Ali, a presença do peixe é sazonal, segundo ele, porque as águas do Rio Miranda são barrentas, e o dourado prefere águas limpas, onde ele pode caçar peixes menores para comer, além de ter hábitos diurnos. “É um predador visualmente orientado, que tem uma forma específica de capturar”, explica Agostinho Catella, pesquisador da Embrapa Pantanal, em Corumbá (MS).
Para acompanhar esses hábitos, muitos pescadores usam uma isca artificial, que imita um desses peixes, para tentar enganar o “rei do rio”.
Se em Miranda a espécie costuma dar as caras entre julho e setembro, a 300 km no sentido da Bolívia a aparição do dourado costuma se concentrar entre março e maio, explica o empresário de turismo. “Estava tendo só a maioria de dourado pequena, então realmente acho que essa medida foi muito boa”, diz Alemão.
Segundo Claumir Cesar Muniz, professor da Universidade Estadual de Mato Grosso (Unemat) e pesquisador do Projeto Bichos do Pantanal, do Instituto Sustentar, embora a política não tenha base científica, ela representa uma medida para proteger um dos peixes mais cobiçados pelos turistas locais.
“Felizmente a gente tem populações vigorosas estabilizadas”, explica Catella sobre o estoque de dourado na região. “Foi mais uma decisão da gestão do que um aconselhamento técnico-científico.”
Os especialistas consideram que existe sobrepesca quando aumenta o número de exemplares de uma espécie retirados do rio, principalmente analisando as guias de pesca que os pescadores entregam aos policiais ambientais.
A partir desses dados, ele diz que é possível estimar a taxa de mortalidade natural e por pesca das espécies. Segundo o pesquisador, estudos realizados na década de 2000, com metodologias diferentes, que indicaram que a única espécie que sofria de sobrepesca na época era o pacu.

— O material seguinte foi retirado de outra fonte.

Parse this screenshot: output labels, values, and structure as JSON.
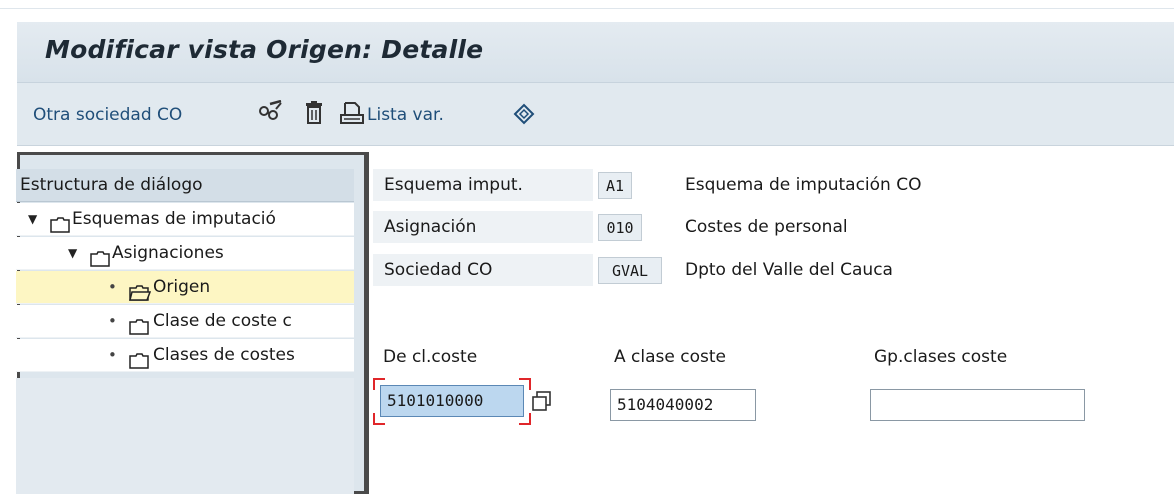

Em Mato Grosso do Sul, o dourado está protegido pelo menos até 2023. Já em Mato Grosso, que já havia seguido por esse caminho em 2013, ainda não há previsão se a proteção será suspensa.
A população de Cáceres, onde essa proibição já completou uma década, garante que ela teve efeito positivo. “Hoje é nítido que aumentou a população do dourado, bem como seu tamanho e peso”
“Estava ficando escasso no Pantanal já. Mas aumentou muito, o danado, muito, muito”, afirmou Vagno Pereira Pires, que viveu e cresceu em Cáceres, e é um dos matogrossenses que conhecem quase todos os detalhes do Rio Paraguai e dos afluentes no Alto Pantanal.
Aos 22 anos, Pires tirou a carteira de pescador profissional, carreira que seguiu durante décadas, até trocar para o ramo da pesquisa – agora, aos 48, ele é o piloto de barco das expedições do Projeto Bichos do Pantanal, que promove pesquisas, educação ambiental e ações de conservação da natureza.
Segundo ele, as regras cada vez mais rígidas para o pescador profissional acabaram tornando a atividade pouco lucrativa, e o ramo do turismo e da pesquisa acaba sendo opções mais garantidas – só a diária de um piloteiro de barco é de cerca de R$ 150, por exemplo.
Catella explica que muitos pescadores profissionais viam no abate e venda do dourado uma fonte de renda, mas agora devem buscar outras alternativas.
Por outro lado, quem vive da pesca turística foi diretamente beneficiado, já que a proibição do abate aumenta as chances de os pescadores amadores conseguirem encontrar cada vez mais dourados grandes nos rios do Pantanal, e evitem sair decepcionados e com planos de pescar em outra região ou país no ano seguinte.